Her theatrics really are wasted on a town this size.

They are a spectacle far too large to be contained in this room.

“We have a Zoom call scheduled,” she says.

My heart scurries into my throat.

“With Christopher Weaver.” There’s a smattering of applause in the room, and I’m frozen. I haven’t seen Chris in any capacity where he could also see me for three years. Yes, I have seen him on national commercials, and in promos for Christmas movies. But his twinkling blue eyes can’t see me in those situations.

As Reigna begins to open her computer, as she clicks the link, my heart goes into a free fall.

What if he thinks I’m the reason he got the job?

I am undone by this.

I don’t know what to do. I want to run; I want to hide.

I’m hoping Chris’s vision is based on movement and if I freeze, he won’t see me. If I run, I’ll only create a bigger commotion, that I’m sure about.
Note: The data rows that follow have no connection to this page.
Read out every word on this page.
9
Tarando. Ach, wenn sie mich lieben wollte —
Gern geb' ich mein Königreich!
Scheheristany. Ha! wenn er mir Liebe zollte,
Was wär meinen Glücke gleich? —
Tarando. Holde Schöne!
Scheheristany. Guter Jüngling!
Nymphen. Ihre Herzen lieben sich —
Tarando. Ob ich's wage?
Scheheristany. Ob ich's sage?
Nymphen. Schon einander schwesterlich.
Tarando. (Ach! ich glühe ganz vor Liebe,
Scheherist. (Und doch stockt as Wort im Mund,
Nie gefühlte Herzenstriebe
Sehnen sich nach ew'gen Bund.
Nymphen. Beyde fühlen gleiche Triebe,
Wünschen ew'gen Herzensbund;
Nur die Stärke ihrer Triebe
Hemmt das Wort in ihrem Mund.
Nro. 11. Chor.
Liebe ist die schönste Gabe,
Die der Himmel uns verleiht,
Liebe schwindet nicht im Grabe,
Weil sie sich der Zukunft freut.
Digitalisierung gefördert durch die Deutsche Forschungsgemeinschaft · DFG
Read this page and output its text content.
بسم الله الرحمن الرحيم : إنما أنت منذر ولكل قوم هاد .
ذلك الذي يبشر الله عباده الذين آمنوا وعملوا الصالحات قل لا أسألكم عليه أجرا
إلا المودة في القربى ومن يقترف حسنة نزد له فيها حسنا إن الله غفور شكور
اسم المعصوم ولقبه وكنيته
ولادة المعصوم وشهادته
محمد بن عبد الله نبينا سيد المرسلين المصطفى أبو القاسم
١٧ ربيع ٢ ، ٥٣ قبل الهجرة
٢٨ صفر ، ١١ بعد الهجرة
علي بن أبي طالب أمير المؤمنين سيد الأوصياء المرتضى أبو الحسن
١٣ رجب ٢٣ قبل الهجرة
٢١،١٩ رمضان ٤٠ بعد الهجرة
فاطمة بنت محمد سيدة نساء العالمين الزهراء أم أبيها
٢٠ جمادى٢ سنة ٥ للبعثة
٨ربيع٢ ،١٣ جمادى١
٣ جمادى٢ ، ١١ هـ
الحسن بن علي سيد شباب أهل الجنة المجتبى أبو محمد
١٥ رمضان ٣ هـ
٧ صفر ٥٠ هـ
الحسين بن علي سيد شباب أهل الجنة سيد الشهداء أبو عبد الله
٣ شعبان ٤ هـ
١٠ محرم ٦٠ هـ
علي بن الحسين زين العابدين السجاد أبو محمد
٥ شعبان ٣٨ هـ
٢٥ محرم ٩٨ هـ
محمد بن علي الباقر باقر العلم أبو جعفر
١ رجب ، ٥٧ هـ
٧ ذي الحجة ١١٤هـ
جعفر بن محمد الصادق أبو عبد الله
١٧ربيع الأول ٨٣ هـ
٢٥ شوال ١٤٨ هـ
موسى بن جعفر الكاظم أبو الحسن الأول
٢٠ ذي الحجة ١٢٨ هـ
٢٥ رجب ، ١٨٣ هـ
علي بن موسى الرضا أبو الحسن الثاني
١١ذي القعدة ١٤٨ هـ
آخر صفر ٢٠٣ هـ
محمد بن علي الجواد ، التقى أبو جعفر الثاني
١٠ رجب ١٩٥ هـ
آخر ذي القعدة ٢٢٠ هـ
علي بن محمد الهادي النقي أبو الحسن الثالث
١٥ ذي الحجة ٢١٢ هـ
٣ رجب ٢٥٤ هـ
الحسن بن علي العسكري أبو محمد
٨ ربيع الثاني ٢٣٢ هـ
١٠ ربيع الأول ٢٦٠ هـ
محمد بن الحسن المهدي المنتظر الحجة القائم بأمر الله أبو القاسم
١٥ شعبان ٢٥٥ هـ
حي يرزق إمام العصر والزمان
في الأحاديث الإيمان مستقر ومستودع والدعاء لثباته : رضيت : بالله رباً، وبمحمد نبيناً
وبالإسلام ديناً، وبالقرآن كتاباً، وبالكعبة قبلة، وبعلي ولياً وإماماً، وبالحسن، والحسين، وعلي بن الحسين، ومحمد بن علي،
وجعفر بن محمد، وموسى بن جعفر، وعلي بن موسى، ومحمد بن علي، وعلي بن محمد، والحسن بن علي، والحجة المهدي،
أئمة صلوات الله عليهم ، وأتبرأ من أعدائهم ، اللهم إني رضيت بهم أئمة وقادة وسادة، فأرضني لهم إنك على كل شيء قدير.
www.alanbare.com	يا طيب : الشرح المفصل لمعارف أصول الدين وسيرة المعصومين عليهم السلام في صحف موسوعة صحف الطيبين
I barely breathe.

He won’t see me.

He spent months looking through me when we lived in the same house.

Ihopehe’ll look through me now.

Reigna clicks the link, and I curl my hands underneath my chair.

Sylvia looks at me. “Amelia. Are you okay?”

“Starstruck,” I say, the word getting stuck halfway up my throat.

In this instance, the lie feels a little bit more painful than the truth. At least to my pride.

“I don’t blame you,” she says. “He’s very handsome.”

“Just ... so handsome,” I say.

I wish I were anywhere else. I wish a hole in the floor would open up and swallow me. This is an extremely dramatic reaction considering I was thinking I was somehow just going to get to the end of the month without dealing with this. Without talking to anyone about it, without admitting what the situation was.

But this is unexpected. I had no time to prepare for it. I was prepared for the fact his name might be brought up tonight, but I was not prepared to see him.

Even with hundreds of miles between us.

The camera flashes on the screen, and there he is, sitting at his desk, thankfully in a house that isn’t familiar.

I’m so grateful we decided to sell.

If I had to see him sitting back in our place, it might have tossed me into an uncanny valley I couldn’t scrape myself out of.

“Hi, everybody,” he says, his smile wide, a Seacrest grin that’s nearly painful to look at directly.

Everyone says hi, and I don’t know how to react in a way that isn’t self-conscious. I feel like a small burrowing animal that’s been wrenched mercilessly out of its hole. I don’t know what to do. Pull the fire alarm. Play dead. Try to blend in.

I opt for trying to blend in.

“Thank you so much, Christopher,” Reigna says in her booming theatrical voice. “We are so appreciative that you have agreed to do a reading of the Christmas story for our event. Ever since we put your face and name up on the website, our ticket sales have skyrocketed.”

I would love to see the demographic information on that. I’m quite certain that there are a lot of women from the ages of twenty to eighty-five who love clean, romantic Christmas movies and who are very excited to see him. I can’t blame them. Looking at him now, I’m reminded of his appeal.